What does the follow-up schedule look like?
Children who have the endoscopic suturectomy will visit the orthotist regularly (typically weekly or every other week) while wearing the corrective helmet. The helmet will be replaced at intervals as the child’s head grows to ensure a proper fit. You will also visit the neurosurgeon and plastic surgeon as an additional quality control to ensure we are obtaining the correct shape and to determine when your child can be graduated from their helmet. Children who have open cranial vault remodeling will be seen approximately one week after surgery to assess initial healing, and then a few more times during the first year following surgery.
What are the risks of not doing surgery?
Left untreated, craniosynostosis can have significant cosmetic effects and create serious deformity. Your baby’s brain continues to grow rapidly, and a fused suture prevents the skull from expanding in that direction to accommodate the growth. The skull then expands in the only direction it can — the direction in which the normal sutures allow for movement. Over time, the abnormality in the child’s head shape becomes more pronounced.

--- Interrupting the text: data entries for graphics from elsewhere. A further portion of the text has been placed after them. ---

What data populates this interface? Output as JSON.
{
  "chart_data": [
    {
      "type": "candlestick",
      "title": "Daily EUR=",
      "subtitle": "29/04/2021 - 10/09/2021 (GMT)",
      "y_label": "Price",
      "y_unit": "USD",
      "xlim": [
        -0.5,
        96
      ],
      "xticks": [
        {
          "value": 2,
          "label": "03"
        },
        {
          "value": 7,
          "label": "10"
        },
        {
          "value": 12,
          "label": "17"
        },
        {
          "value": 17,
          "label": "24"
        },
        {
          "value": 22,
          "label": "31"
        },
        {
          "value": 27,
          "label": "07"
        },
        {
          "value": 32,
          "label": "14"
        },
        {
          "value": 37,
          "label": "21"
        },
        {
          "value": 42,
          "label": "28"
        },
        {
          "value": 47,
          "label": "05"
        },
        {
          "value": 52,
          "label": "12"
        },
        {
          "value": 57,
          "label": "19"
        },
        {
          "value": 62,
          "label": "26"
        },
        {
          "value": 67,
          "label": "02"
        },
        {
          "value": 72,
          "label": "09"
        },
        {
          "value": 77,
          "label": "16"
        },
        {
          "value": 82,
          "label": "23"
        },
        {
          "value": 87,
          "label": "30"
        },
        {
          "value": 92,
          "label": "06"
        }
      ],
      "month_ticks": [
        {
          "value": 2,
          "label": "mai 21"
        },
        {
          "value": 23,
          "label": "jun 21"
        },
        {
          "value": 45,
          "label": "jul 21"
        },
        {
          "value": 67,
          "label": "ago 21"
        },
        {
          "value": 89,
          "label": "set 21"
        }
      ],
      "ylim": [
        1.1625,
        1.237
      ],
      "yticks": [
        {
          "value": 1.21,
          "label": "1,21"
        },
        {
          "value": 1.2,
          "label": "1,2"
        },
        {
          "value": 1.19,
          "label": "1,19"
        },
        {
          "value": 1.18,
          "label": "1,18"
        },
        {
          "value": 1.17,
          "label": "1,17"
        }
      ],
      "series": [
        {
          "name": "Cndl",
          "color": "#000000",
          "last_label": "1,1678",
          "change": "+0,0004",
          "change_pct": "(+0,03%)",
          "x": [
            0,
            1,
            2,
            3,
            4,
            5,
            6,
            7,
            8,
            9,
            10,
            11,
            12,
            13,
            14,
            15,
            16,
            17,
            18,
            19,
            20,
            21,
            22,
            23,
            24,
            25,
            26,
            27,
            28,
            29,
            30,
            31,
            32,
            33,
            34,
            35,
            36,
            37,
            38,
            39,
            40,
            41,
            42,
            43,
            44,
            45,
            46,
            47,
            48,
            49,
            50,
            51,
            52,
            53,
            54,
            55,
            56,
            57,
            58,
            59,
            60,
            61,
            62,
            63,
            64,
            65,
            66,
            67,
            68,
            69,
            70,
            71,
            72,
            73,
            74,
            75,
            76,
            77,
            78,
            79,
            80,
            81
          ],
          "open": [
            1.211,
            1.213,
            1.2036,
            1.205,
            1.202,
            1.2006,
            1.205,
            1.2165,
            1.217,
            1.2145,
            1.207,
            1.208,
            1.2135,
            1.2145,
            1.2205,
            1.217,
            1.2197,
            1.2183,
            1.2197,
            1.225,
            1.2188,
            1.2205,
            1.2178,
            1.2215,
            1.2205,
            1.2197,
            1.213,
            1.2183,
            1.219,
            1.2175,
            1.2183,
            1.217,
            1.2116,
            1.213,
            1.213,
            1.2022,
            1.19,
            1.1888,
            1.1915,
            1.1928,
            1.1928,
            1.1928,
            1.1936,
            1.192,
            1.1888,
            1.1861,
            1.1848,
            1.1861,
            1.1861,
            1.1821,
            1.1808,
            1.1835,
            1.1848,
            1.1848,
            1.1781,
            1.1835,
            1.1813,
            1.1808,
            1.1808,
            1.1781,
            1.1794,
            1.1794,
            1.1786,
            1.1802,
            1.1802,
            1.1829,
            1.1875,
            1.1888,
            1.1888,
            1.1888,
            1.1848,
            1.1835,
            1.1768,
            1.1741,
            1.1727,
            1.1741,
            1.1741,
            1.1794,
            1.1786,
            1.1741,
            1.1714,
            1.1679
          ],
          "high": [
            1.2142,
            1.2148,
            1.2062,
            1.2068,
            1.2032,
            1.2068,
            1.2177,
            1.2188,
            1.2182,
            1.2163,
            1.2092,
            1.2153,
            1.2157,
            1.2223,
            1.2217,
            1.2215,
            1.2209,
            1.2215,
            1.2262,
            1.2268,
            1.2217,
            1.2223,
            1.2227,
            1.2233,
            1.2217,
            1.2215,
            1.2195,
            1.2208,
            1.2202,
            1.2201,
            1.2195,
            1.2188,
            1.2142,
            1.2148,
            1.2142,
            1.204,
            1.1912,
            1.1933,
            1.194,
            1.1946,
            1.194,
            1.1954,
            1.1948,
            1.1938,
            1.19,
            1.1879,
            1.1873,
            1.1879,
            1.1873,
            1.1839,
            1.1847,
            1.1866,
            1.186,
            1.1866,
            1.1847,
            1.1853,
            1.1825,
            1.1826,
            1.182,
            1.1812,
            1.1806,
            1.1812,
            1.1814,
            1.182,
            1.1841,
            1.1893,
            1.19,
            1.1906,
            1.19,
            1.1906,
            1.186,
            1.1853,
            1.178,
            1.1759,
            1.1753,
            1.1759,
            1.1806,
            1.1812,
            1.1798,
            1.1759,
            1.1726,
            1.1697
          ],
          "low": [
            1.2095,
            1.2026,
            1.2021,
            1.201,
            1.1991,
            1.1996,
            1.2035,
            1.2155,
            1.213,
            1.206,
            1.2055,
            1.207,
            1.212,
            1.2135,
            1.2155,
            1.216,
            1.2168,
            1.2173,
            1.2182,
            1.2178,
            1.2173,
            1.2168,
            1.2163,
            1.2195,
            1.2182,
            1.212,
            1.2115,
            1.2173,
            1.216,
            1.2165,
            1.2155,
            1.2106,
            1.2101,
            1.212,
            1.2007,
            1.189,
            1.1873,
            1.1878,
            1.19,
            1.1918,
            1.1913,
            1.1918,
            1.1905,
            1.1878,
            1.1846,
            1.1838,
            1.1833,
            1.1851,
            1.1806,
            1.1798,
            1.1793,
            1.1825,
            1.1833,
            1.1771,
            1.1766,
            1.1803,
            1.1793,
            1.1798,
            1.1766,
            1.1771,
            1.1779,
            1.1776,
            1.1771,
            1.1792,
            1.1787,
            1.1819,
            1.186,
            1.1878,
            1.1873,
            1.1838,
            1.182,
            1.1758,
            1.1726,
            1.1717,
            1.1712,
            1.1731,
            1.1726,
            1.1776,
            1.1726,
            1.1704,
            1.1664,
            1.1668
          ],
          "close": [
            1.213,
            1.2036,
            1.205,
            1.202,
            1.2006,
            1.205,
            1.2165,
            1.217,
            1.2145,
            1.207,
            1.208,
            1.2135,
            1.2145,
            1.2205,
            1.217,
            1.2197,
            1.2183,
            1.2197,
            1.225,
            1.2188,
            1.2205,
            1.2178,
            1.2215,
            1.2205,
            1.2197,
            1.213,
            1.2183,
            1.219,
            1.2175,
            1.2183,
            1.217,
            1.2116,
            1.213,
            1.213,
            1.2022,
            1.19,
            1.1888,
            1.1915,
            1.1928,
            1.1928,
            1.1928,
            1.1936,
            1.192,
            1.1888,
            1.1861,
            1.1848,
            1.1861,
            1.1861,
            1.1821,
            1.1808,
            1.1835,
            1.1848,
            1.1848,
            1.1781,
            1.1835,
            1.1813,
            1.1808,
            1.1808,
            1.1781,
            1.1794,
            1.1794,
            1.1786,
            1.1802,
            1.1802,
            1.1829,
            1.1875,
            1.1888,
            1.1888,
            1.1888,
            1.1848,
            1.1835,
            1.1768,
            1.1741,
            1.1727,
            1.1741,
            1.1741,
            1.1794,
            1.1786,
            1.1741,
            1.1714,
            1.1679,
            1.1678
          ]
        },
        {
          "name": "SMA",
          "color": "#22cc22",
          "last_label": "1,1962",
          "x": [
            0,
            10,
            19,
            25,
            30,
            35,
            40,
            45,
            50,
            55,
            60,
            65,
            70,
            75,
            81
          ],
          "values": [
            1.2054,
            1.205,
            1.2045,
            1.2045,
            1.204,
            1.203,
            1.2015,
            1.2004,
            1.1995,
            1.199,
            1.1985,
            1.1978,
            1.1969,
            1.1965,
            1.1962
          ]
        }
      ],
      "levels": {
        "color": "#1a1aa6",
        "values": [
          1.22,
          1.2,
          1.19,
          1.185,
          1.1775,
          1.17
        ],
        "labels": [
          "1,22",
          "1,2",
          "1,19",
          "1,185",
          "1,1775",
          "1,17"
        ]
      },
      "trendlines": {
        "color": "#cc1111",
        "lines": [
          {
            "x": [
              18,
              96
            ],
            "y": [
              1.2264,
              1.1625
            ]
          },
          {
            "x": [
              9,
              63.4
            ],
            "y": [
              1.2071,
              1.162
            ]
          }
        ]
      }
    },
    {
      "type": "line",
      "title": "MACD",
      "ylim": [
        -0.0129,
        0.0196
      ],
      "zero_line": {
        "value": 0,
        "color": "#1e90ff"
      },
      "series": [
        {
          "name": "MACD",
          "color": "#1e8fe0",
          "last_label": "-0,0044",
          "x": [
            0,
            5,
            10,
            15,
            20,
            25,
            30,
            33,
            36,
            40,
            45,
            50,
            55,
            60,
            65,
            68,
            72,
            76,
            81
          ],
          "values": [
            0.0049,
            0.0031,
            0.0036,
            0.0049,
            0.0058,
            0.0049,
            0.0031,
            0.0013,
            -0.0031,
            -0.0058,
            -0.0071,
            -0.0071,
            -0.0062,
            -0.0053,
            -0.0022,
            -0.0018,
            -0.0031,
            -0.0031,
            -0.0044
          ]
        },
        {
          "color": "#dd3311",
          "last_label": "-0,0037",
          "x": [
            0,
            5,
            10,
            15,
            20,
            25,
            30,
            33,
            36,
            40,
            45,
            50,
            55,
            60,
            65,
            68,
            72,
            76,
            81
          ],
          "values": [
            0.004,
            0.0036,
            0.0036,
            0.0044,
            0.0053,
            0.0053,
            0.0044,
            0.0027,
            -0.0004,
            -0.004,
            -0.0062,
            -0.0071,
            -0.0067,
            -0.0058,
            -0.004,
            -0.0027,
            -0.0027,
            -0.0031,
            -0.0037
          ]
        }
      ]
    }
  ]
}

In addition, serious cases of craniosynostosis can cause health problems as well if they are not corrected. Fused skull plates that prevent the brain from growing and expanding can create pressure on the brain that can lead to seizures and permanent brain damage.
The only cure for craniosynostosis is surgical correction. Although every surgical procedure has some risk, the corrective surgery for craniosynostosis is very safe. The risks of not doing the surgery are considerable.
Won’t my child be uncomfortable in a helmet?
Most children adjust easily to the helmet, which is usually delivered to you within seven to ten days of the surgery. Over the next week you will gradually increase the time your child wears it. A helmet should not be uncomfortable after a few days, and if your child does seems uncomfortable in the helmet, it may need to be re-fit, which is common with the first helmet. Your orthotist will work with you to make sure your child is comfortable in the helmet. Once your child is in an appropriately fit helmet he or she will not be uncomfortable.
Many parents like to decorate the helmet to make it more fun for everyone, and there are even professionals who can decorate helmets for you.